Currently, Medicare fee-for-service (FFS) beneficiaries receive significantly more choice than standard commercial plans. They can choose any provider they wish (who accepts Medicare). There are no cost-sharing differences between in-network and out-of-network doctors (because there is no ‘in-network’ for Medicare). Although certain Part D prescription drug plans require prior authorization for specific drugs, few services (if any) currently require the beneficiary to receive prior authorization to be covered for a specific service.

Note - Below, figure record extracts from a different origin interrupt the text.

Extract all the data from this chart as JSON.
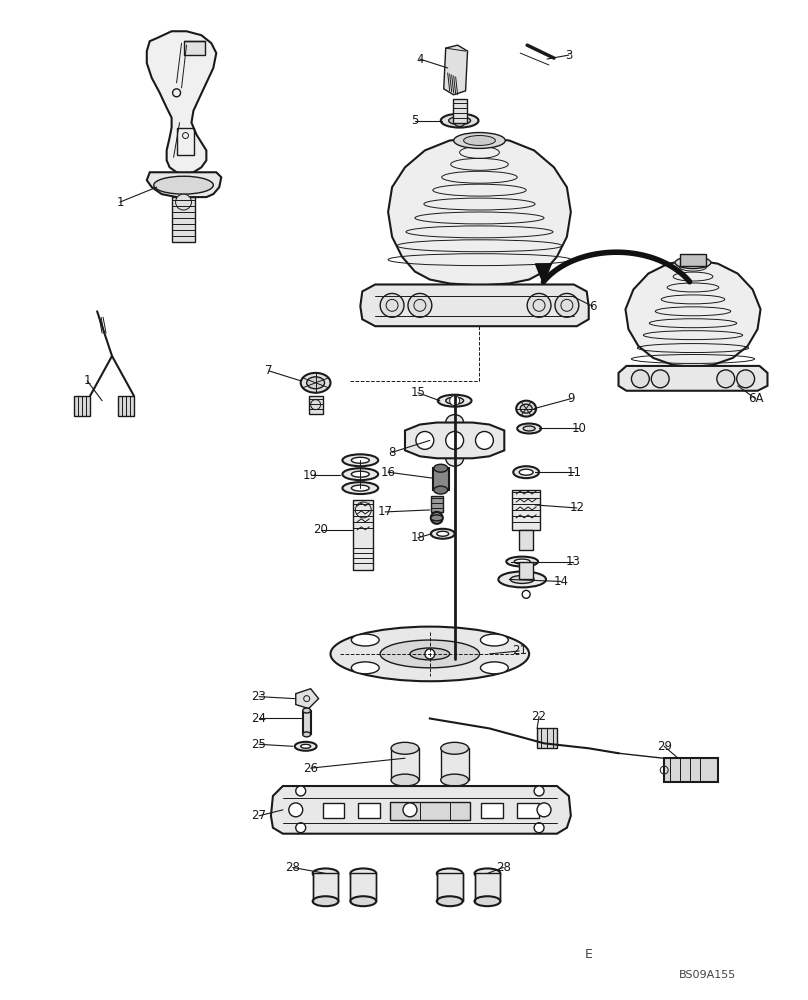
{
  "bg_color": "#ffffff",
  "line_color": "#1a1a1a",
  "figure_code": "BS09A155",
  "page_letter": "E",
  "figsize": [
    8.08,
    10.0
  ],
  "dpi": 100
}
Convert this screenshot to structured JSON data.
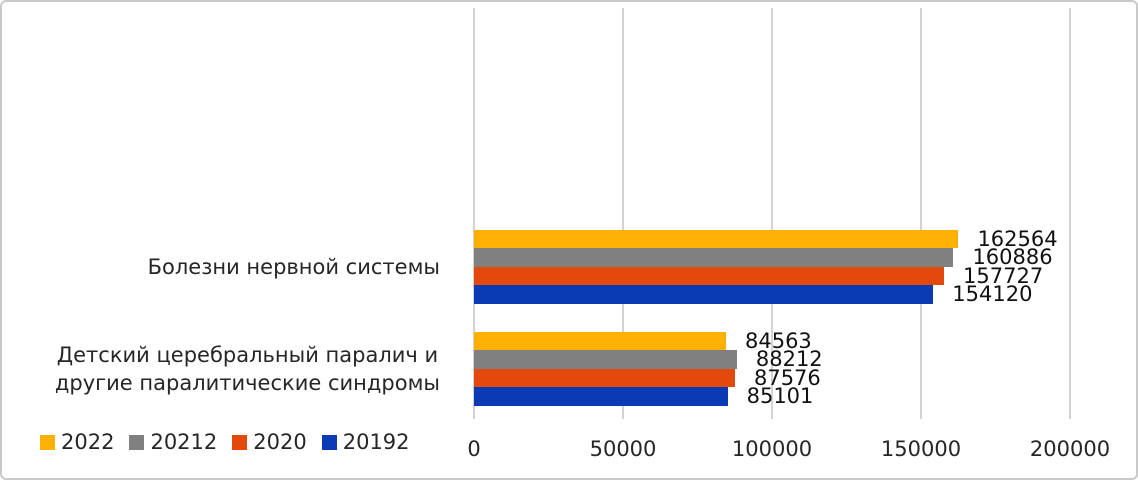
{
  "chart_data": {
    "type": "bar",
    "orientation": "horizontal",
    "title": "",
    "xlabel": "",
    "ylabel": "",
    "categories": [
      {
        "id": "nervous-system-diseases",
        "label_lines": [
          "Болезни нервной системы"
        ]
      },
      {
        "id": "cerebral-palsy-and-paralytic-syndromes",
        "label_lines": [
          "Детский церебральный паралич и",
          "другие паралитические синдромы"
        ]
      }
    ],
    "series": [
      {
        "name": "2022",
        "color": "#FFB005",
        "values": [
          162564,
          84563
        ]
      },
      {
        "name": "20212",
        "color": "#808080",
        "values": [
          160886,
          88212
        ]
      },
      {
        "name": "2020",
        "color": "#E3490B",
        "values": [
          157727,
          87576
        ]
      },
      {
        "name": "20192",
        "color": "#0B3BB4",
        "values": [
          154120,
          85101
        ]
      }
    ],
    "xlim": [
      0,
      200000
    ],
    "x_ticks": [
      "0",
      "50000",
      "100000",
      "150000",
      "200000"
    ],
    "grid": "vertical",
    "gridline_color": "#D3D3D3",
    "legend_position": "bottom-left",
    "data_labels": "outside-end",
    "background": "#FFFFFF"
  }
}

Prior Authorization, however, may be on the way. A demonstration for all Medicare beneficiaries who reside in seven states with high populations of fraud- and error-prone providers will have to secure prior authorization for certain medical equipment. The states participating in the demonstration include California, Florida, Illinois, Michigan, New York, North Carolina and Texas.
Some people will claim that prior authorization is rationing. This is 100% true. That doesn’t mean that it is a bad thing or anti-capitalist. Commercial plans, particularly HMOs, often require prior authorization for certain services. Further, the prior authorization can decrease fraud. For example,
“…some suppliers of medical equipment try to cheat Medicare by offering expensive powerwheelchairs and scooters to people who don’t qualify for these items. Also, some suppliers of medical equipment may call you without your permission, even though ‘cold calling’ isn’t allowed.”
With Medicare costs climbing at a rapid, unsustainable pace, I see prior authorization in Medicare as one way to slow the growth of medical spending–particularly unnecessary medical spending. The question remains, although failing to implement prior authorization would create additional fiscal pressures, I am not sure if these types of measures are feasible politically. Especially in a “Keep your government hands off my Medicare” environment.